Die Polizei wertete die Blockadeaktion als nicht angezeigte Versammlung und löste diese auf. Bereits hinzugezogene Einsatzkräfte der Nürnberger Berufsfeuerwehr unterstützten die Polizeibeamten dabei, indem sie festgeklebte Personen von der Fahrbahn lösten oder mit einer Drehleiter zu Boden brachten. Die Arbeiten der Einsatzkräfte wurden durch den Rettungsdienst sowie einen Notarzt medizinisch begleitet. Eine Person, die sich am Metallrohr eines Dreibeins festgeklebt hatte, musste mit hydraulischem Gerät von der Konstruktion getrennt werden. Um das restliche Metallstück von der Hand der betroffenen Person zu lösen, brachte der Rettungsdienst diese im Anschluss in ein Krankenhaus.

Im Zuge der Einsatzmaßnahmen konnte die Fahrbahn in Richtung Bahnhofstraße um 13:30 Uhr wieder für den Verkehr freigegeben werden. Die Straße in Fahrtrichtung Plärrer blieb bis zum Ende der polizeilichen Maßnahmen gegen 15:00 Uhr gesperrt. Ebenso musste der Straßenbahnverkehr auf dem Bahnhofsplatz für die gesamte Dauer des Einsatzes eingeschränkt werden.

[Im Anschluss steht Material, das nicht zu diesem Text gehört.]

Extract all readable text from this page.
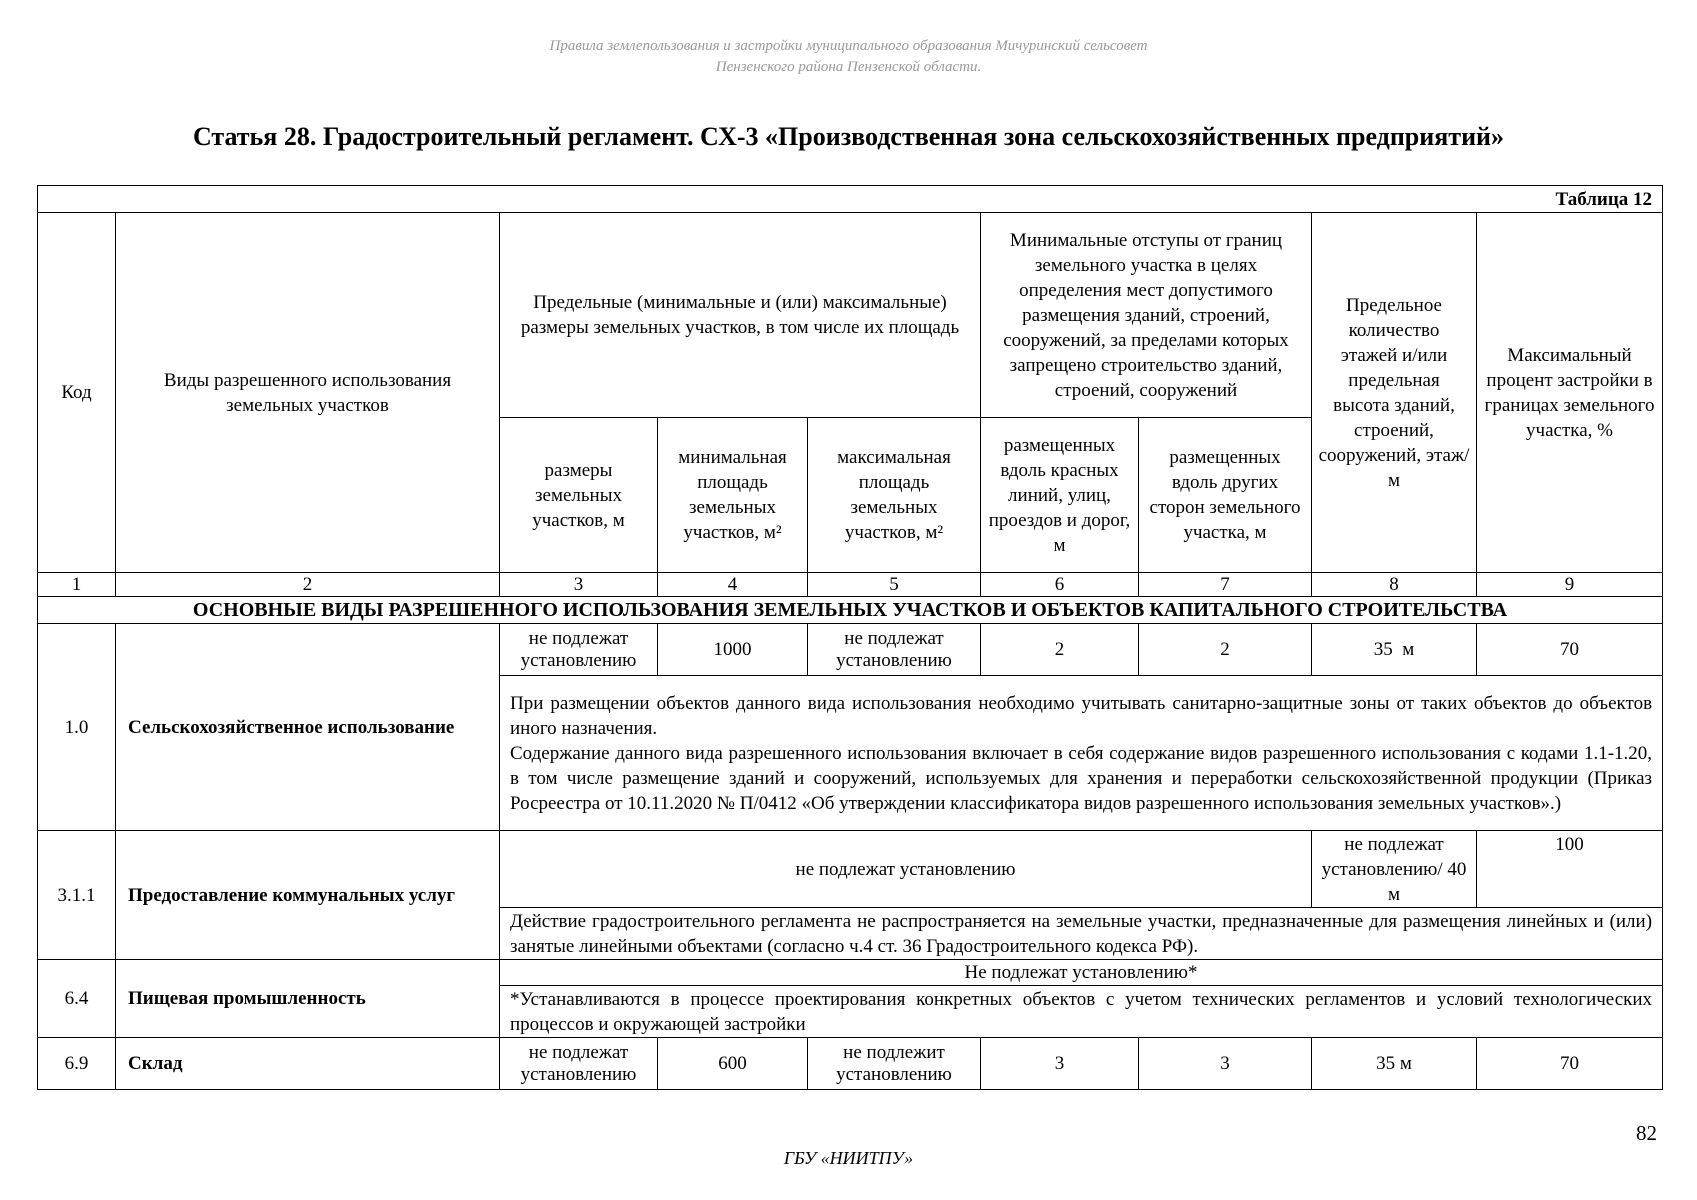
Правила землепользования и застройки муниципального образования Мичуринский сельсовет
Пензенского района Пензенской области.
Статья 28. Градостроительный регламент. СХ-3 «Производственная зона сельскохозяйственных предприятий»
Таблица 12								
Код	Виды разрешенного использования земельных участков	Предельные (минимальные и (или) максимальные) размеры земельных участков, в том числе их площадь			Минимальные отступы от границ земельного участка в целях определения мест допустимого размещения зданий, строений, сооружений, за пределами которых запрещено строительство зданий, строений, сооружений		Предельное количество этажей и/или предельная высота зданий, строений, сооружений, этаж/м	Максимальный процент застройки в границах земельного участка, %
		размеры земельных участков, м	минимальная площадь земельных участков, м²	максимальная площадь земельных участков, м²	размещенных вдоль красных линий, улиц, проездов и дорог, м	размещенных вдоль других сторон земельного участка, м		
1	2	3	4	5	6	7	8	9
ОСНОВНЫЕ ВИДЫ РАЗРЕШЕННОГО ИСПОЛЬЗОВАНИЯ ЗЕМЕЛЬНЫХ УЧАСТКОВ И ОБЪЕКТОВ КАПИТАЛЬНОГО СТРОИТЕЛЬСТВА								
1.0	Сельскохозяйственное использование	не подлежат установлению	1000	не подлежат установлению	2	2	35  м	70

		При размещении объектов данного вида использования необходимо учитывать санитарно-защитные зоны от таких объектов до объектов иного назначения.
Содержание данного вида разрешенного использования включает в себя содержание видов разрешенного использования с кодами 1.1-1.20, в том числе размещение зданий и сооружений, используемых для хранения и переработки сельскохозяйственной продукции (Приказ Росреестра от 10.11.2020 № П/0412 «Об утверждении классификатора видов разрешенного использования земельных участков».)						

3.1.1	Предоставление коммунальных услуг	не подлежат установлению					не подлежат установлению/ 40 м	100
		Действие градостроительного регламента не распространяется на земельные участки, предназначенные для размещения линейных и (или) занятые линейными объектами (согласно ч.4 ст. 36 Градостроительного кодекса РФ).						
6.4	Пищевая промышленность	Не подлежат установлению*						
		*Устанавливаются в процессе проектирования конкретных объектов с учетом технических регламентов и условий технологических процессов и окружающей застройки						
6.9	Склад	не подлежат установлению	600	не подлежит установлению	3	3	35 м	70
82
ГБУ «НИИТПУ»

Die Einsatzkräfte der Polizei führten die an der Blockadeaktion beteiligten Personen einer Identitätsfeststellung zu. Das zuständige Fachkommissariat der Nürnberger Kriminalpolizei leitet wegen des Verdachts der Nötigung entsprechende strafrechtliche Ermittlungsverfahren ein. Nach aktuellem Kenntnisstand wurden während des Einsatzes weder Kräfte von Polizei und Feuerwehr noch Aktivisten verletzt.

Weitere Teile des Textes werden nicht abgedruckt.